Slinky
Joan: An icon if there ever was one, welcome the official state toy of Pennsylvania... Slinky!
Slinky: Thank you!
Joan: I just couldn't be more pleased. I've been a huge fan for years. And between you and me, you are the real deal. No plastic Slinkies for this journalist!
Slinky: Well, that's very sweet of you, but I'm really okay with the plastic ones. In my 60 years on the market, I've seen a lot come and go, and I'm not worried about plastic. If you want a slinkity sound, though, you have to come to me.
Joan: Sixty years. What do you think makes you so long-lived?
Slinky: I'm pretty sure it has to do with the fact that I'm soothing. I can be very relaxing, don't you think?
Joan: Well, other than when you get all knotted up...
Slinky: That's user error! You can't hold me responsible when people don't play properly. It's not my fault if stupid kids throw me around or try to make a necklace out of me.
Joan: Um, well--
Slinky: And then the little animals pull me to see how far I'll stretch, and get all "boo hoo" when I don't snap back to my former tight, compact shape. That infuriates me beyond reason. I mean, it's just like your boobs--
Joan: Excuse me?
Slinky: Your boobs. Look at 'em. You stretch 'em out when you have kids, they aren't going to snap back. They're going to hang down around your waistband.
Joan: Are you criticizing my breasts?
Slinky: No, I'm just saying you and I are a lot alike. Stretch and pull me too far and whoomp, I might as well be 50-year-old honkers.
Joan: Hello? I'm not 50!
Slinky: Sure. Anyway, if any of the kids out there want to read more about me, remember to visit the Poof-Slinky, Inc., website.
Joan: Poof-Slinky?
Slinky: Look, don't go there. I can't help that the company that owns me now was named Poof. It has nothing to do with me personally, I can tell you that. I am 100% red-blooded American hetero.

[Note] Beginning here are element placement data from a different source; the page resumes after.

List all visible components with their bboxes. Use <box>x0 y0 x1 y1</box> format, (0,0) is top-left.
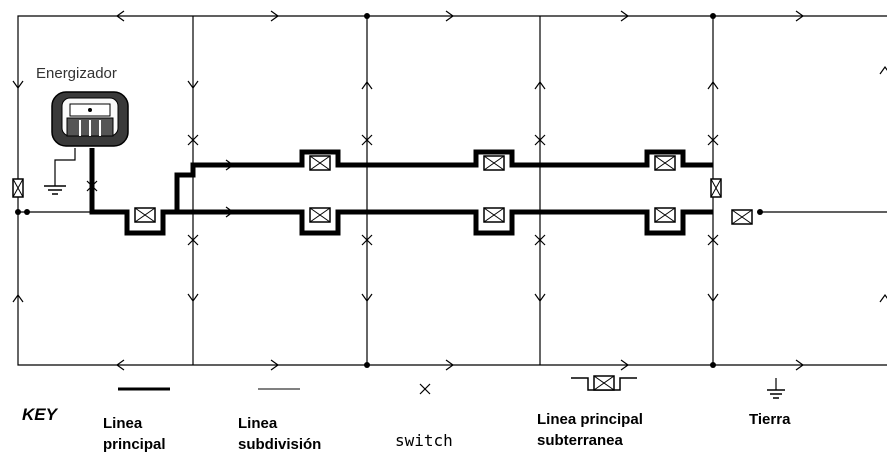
legend-subdivision-label-1: Linea <box>238 415 278 432</box>
legend-underground-sample <box>571 375 637 391</box>
switch-markers <box>86 134 719 246</box>
legend-underground-label-2: subterranea <box>537 432 624 449</box>
legend-underground-label-1: Linea principal <box>537 411 643 428</box>
legend-title: KEY <box>22 405 59 424</box>
ground-symbol <box>44 148 76 195</box>
legend-main-line-label-1: Linea <box>103 415 143 432</box>
legend-switch-sample <box>419 383 431 395</box>
legend-main-line-label-2: principal <box>103 436 166 453</box>
junction-dots <box>15 13 763 368</box>
legend-ground-sample <box>767 378 785 399</box>
main-lines <box>89 148 713 236</box>
legend-ground-label: Tierra <box>749 411 791 428</box>
legend-switch-label: switch <box>395 431 453 450</box>
legend-subdivision-label-2: subdivisión <box>238 436 321 453</box>
legend: KEY Linea principal Linea subdivisión sw… <box>22 375 791 453</box>
energizer-device <box>51 91 129 147</box>
subdivision-lines <box>17 15 887 366</box>
energizer-label: Energizador <box>36 65 117 82</box>
flow-arrows <box>12 10 887 371</box>
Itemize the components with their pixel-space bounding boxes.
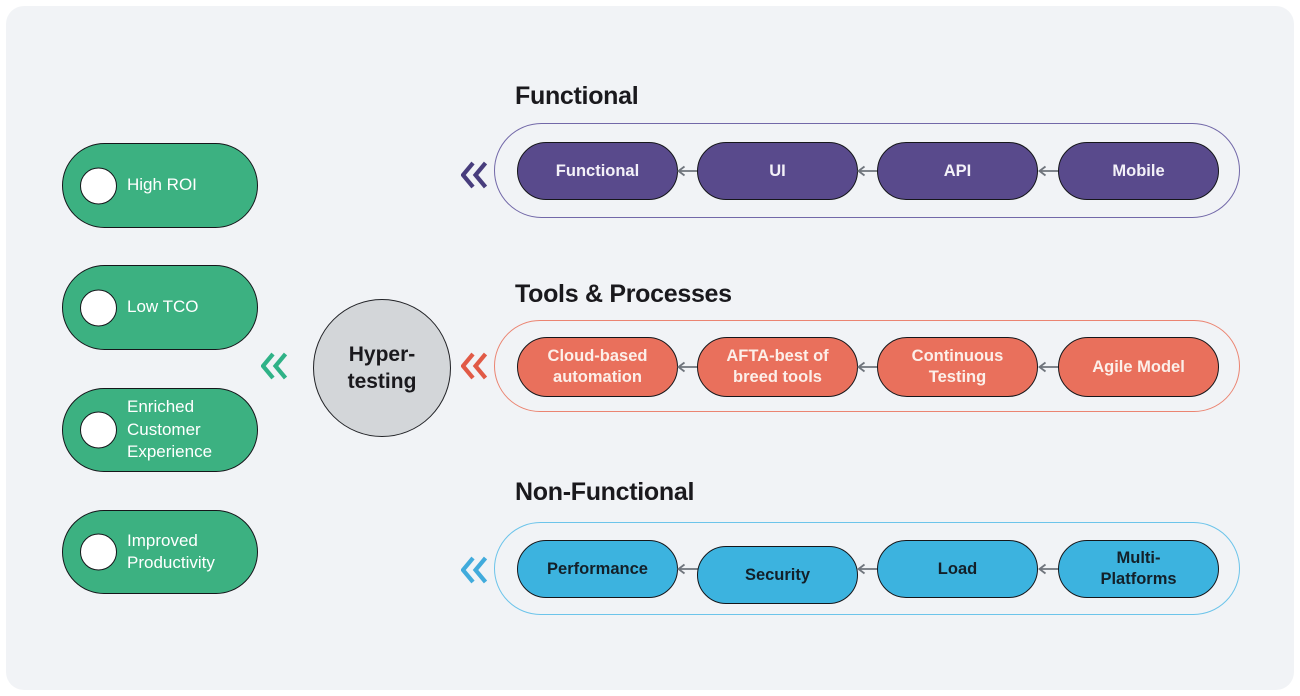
item-pill: Agile Model <box>1058 337 1219 397</box>
item-pill: UI <box>697 142 858 200</box>
item-pill: AFTA-best of breed tools <box>697 337 858 397</box>
item-pill: Continuous Testing <box>877 337 1038 397</box>
item-label: Functional <box>555 161 640 180</box>
item-label: Continuous Testing <box>911 347 1004 386</box>
arrow-left-icon <box>856 562 879 576</box>
item-label: Cloud-based automation <box>547 347 648 386</box>
arrow-left-icon <box>676 562 699 576</box>
arrow-left-icon <box>676 360 699 374</box>
item-pill: Load <box>877 540 1038 598</box>
arrow-left-icon <box>856 360 879 374</box>
item-label: Multi- Platforms <box>1100 549 1177 588</box>
item-label: Security <box>744 565 811 584</box>
double-chevron-left-icon <box>461 555 488 585</box>
benefit-label: Improved Productivity <box>127 530 215 572</box>
arrow-left-icon <box>1037 562 1060 576</box>
arrow-left-icon <box>1037 360 1060 374</box>
double-chevron-left-icon <box>461 160 488 190</box>
circle-bullet-icon <box>80 411 117 449</box>
benefit-label: High ROI <box>127 175 197 195</box>
category-title: Non-Functional <box>515 478 695 506</box>
benefit-pill-enriched-customer-experience: Enriched Customer Experience <box>62 388 258 472</box>
double-chevron-left-icon <box>461 351 488 381</box>
arrow-left-icon <box>676 164 699 178</box>
item-label: Agile Model <box>1092 357 1185 376</box>
circle-bullet-icon <box>80 167 117 204</box>
item-pill: Cloud-based automation <box>517 337 678 397</box>
circle-bullet-icon <box>80 289 117 326</box>
benefit-label: Low TCO <box>127 297 199 317</box>
category-title: Functional <box>515 82 639 110</box>
item-pill: Multi- Platforms <box>1058 540 1219 598</box>
hub-circle: Hyper- testing <box>313 299 451 437</box>
category-container: Cloud-based automation AFTA-best of bree… <box>494 320 1240 412</box>
item-label: UI <box>769 161 786 180</box>
circle-bullet-icon <box>80 533 117 571</box>
item-label: API <box>943 161 972 180</box>
benefit-pill-low-tco: Low TCO <box>62 265 258 350</box>
category-title: Tools & Processes <box>515 280 732 308</box>
item-pill: API <box>877 142 1038 200</box>
category-container: Functional UI API Mobile <box>494 123 1240 218</box>
hub-label: Hyper- testing <box>347 342 417 393</box>
item-pill: Mobile <box>1058 142 1219 200</box>
item-label: Mobile <box>1112 161 1165 180</box>
benefit-label: Enriched Customer Experience <box>127 397 213 462</box>
category-container: Performance Security Load Multi- Platfor… <box>494 522 1240 615</box>
double-chevron-left-icon <box>261 351 288 381</box>
arrow-left-icon <box>1037 164 1060 178</box>
item-pill: Functional <box>517 142 678 200</box>
benefit-pill-improved-productivity: Improved Productivity <box>62 510 258 594</box>
item-label: Load <box>937 559 978 578</box>
item-pill: Performance <box>517 540 678 598</box>
arrow-left-icon <box>856 164 879 178</box>
item-pill: Security <box>697 546 858 604</box>
item-label: Performance <box>547 559 648 578</box>
benefit-pill-high-roi: High ROI <box>62 143 258 228</box>
item-label: AFTA-best of breed tools <box>726 347 829 386</box>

Joan: Red-blooded? You're made out of steel. And you're a toy... you don't have a sexual orientation.
Slinky: Riiiiight. How do you think I know so much about saggy breasts?
Joan: But if anything, "fun for a girl and a boy" sort of implies--
Slinky: Look at the time. It's been lovely chatting with you. Remember kids, I'm available in pretty much every store on planet Earth! Buy me today!